Aachen 2019 – wissenschaftliches Programm
T 59.9: Vortrag
Mittwoch, 27. März 2019, 18:00–18:15, S11
Boosting data-intensive HEP analyses by coordinating distributed caches — •Christoph Heidecker, Martin Sauter, Matthias J. Schnepf, Max Fischer, Manuel Giffels, Eileen Kühn, R. Florian von Cube, and Günter Quast — Karlsruhe Institute of Technology
The ever-growing amounts of data processed by HEP user analyses results in challenges for the network and storage infrastructure, which can be tackled by introducing local caches for recurrently accessed data.
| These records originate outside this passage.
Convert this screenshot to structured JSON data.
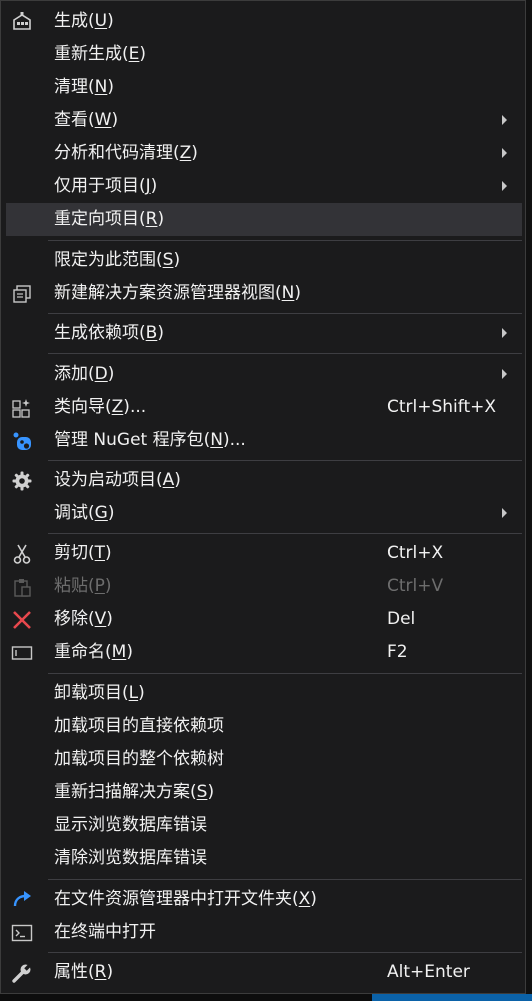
{
  "menu": {
    "build": {
      "label": "生成",
      "key": "U"
    },
    "rebuild": {
      "label": "重新生成",
      "key": "E"
    },
    "clean": {
      "label": "清理",
      "key": "N"
    },
    "view": {
      "label": "查看",
      "key": "W"
    },
    "analyze": {
      "label": "分析和代码清理",
      "key": "Z"
    },
    "project_only": {
      "label": "仅用于项目",
      "key": "J"
    },
    "retarget": {
      "label": "重定向项目",
      "key": "R"
    },
    "scope": {
      "label": "限定为此范围",
      "key": "S"
    },
    "new_view": {
      "label": "新建解决方案资源管理器视图",
      "key": "N"
    },
    "build_deps": {
      "label": "生成依赖项",
      "key": "B"
    },
    "add": {
      "label": "添加",
      "key": "D"
    },
    "class_wizard": {
      "label": "类向导",
      "key": "Z",
      "suffix": "...",
      "shortcut": "Ctrl+Shift+X"
    },
    "nuget": {
      "label": "管理 NuGet 程序包",
      "key": "N",
      "suffix": "..."
    },
    "startup": {
      "label": "设为启动项目",
      "key": "A"
    },
    "debug": {
      "label": "调试",
      "key": "G"
    },
    "cut": {
      "label": "剪切",
      "key": "T",
      "shortcut": "Ctrl+X"
    },
    "paste": {
      "label": "粘贴",
      "key": "P",
      "shortcut": "Ctrl+V"
    },
    "remove": {
      "label": "移除",
      "key": "V",
      "shortcut": "Del"
    },
    "rename": {
      "label": "重命名",
      "key": "M",
      "shortcut": "F2"
    },
    "unload": {
      "label": "卸载项目",
      "key": "L"
    },
    "load_direct": {
      "label": "加载项目的直接依赖项"
    },
    "load_tree": {
      "label": "加载项目的整个依赖树"
    },
    "rescan": {
      "label": "重新扫描解决方案",
      "key": "S"
    },
    "show_db_errors": {
      "label": "显示浏览数据库错误"
    },
    "clear_db_errors": {
      "label": "清除浏览数据库错误"
    },
    "open_folder": {
      "label": "在文件资源管理器中打开文件夹",
      "key": "X"
    },
    "open_terminal": {
      "label": "在终端中打开"
    },
    "properties": {
      "label": "属性",
      "key": "R",
      "shortcut": "Alt+Enter"
    }
  },
  "colors": {
    "background": "#1b1b1c",
    "hover": "#333337",
    "text": "#f1f1f1",
    "disabled": "#6d6d6d",
    "remove_icon": "#e8484d",
    "accent_blue": "#3794ff"
  },
  "icons": {
    "build": "build-icon",
    "new_view": "new-view-icon",
    "class_wizard": "class-wizard-icon",
    "nuget": "nuget-icon",
    "startup": "gear-icon",
    "cut": "scissors-icon",
    "paste": "clipboard-icon",
    "remove": "close-icon",
    "rename": "rename-icon",
    "open_folder": "redo-arrow-icon",
    "open_terminal": "terminal-icon",
    "properties": "wrench-icon"
  }
}
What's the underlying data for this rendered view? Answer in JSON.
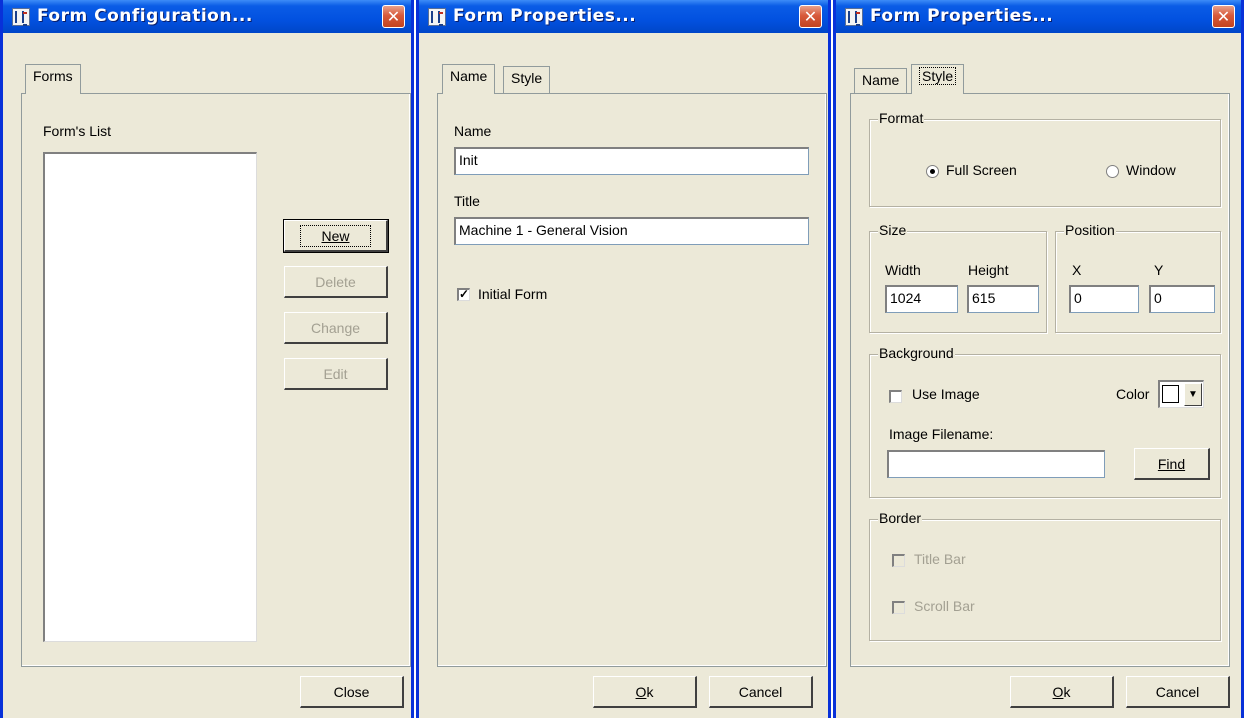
{
  "windows": [
    {
      "title": "Form Configuration...",
      "tabs": [
        "Forms"
      ],
      "list_label": "Form's List",
      "buttons": {
        "new": "New",
        "delete": "Delete",
        "change": "Change",
        "edit": "Edit",
        "close": "Close"
      }
    },
    {
      "title": "Form Properties...",
      "tabs": [
        "Name",
        "Style"
      ],
      "name_label": "Name",
      "name_value": "Init",
      "title_label": "Title",
      "title_value": "Machine 1 - General Vision",
      "initial_form_label": "Initial Form",
      "initial_form_checked": true,
      "buttons": {
        "ok": "Ok",
        "cancel": "Cancel"
      }
    },
    {
      "title": "Form Properties...",
      "tabs": [
        "Name",
        "Style"
      ],
      "format": {
        "legend": "Format",
        "full_screen": "Full Screen",
        "window": "Window",
        "selected": "Full Screen"
      },
      "size": {
        "legend": "Size",
        "width_label": "Width",
        "height_label": "Height",
        "width": "1024",
        "height": "615"
      },
      "position": {
        "legend": "Position",
        "x_label": "X",
        "y_label": "Y",
        "x": "0",
        "y": "0"
      },
      "background": {
        "legend": "Background",
        "use_image": "Use Image",
        "color_label": "Color",
        "filename_label": "Image Filename:",
        "filename": "",
        "find": "Find"
      },
      "border": {
        "legend": "Border",
        "title_bar": "Title Bar",
        "scroll_bar": "Scroll Bar"
      },
      "buttons": {
        "ok": "Ok",
        "cancel": "Cancel"
      }
    }
  ],
  "colors": {
    "titlebar": "#0251e0",
    "window_bg": "#ece9d8",
    "close": "#d85a3c"
  }
}
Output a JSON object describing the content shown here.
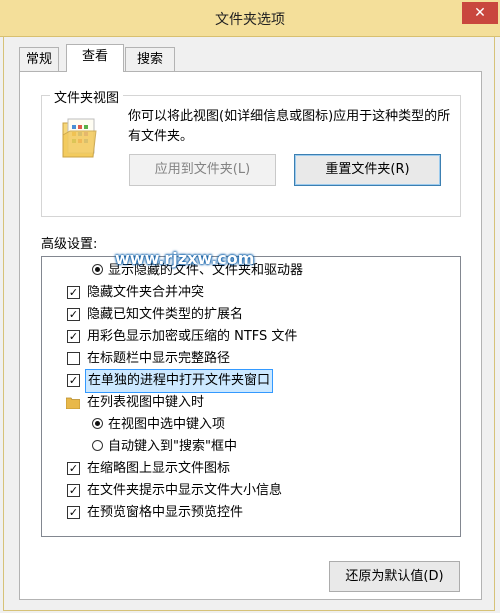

Efficient utilization of conventional caches placed within a distributed infrastructure requires both, coordination of data placement and sending work-flows to the most suitable host in terms of data locality. The coordinated and distributed caching approach thereby reduces redundantly stored data and improves the overall processing efficiency.
Thus, the KIT developed the NaviX coordination service, which connects an XRootD caching proxy infrastructure with an HTCondor batch system. The performance improvements of our concept are currently evaluated on opportunistic compute resources as well as on the Throughput-Optimized Analysis-System (TOPAS) cluster dedicated for data-intensive HEP user analyses, which is currently commissioned at KIT.
In this contribution, we give an overview of the coordinated and distributed caching concept, performance benchmark results and experiences gained.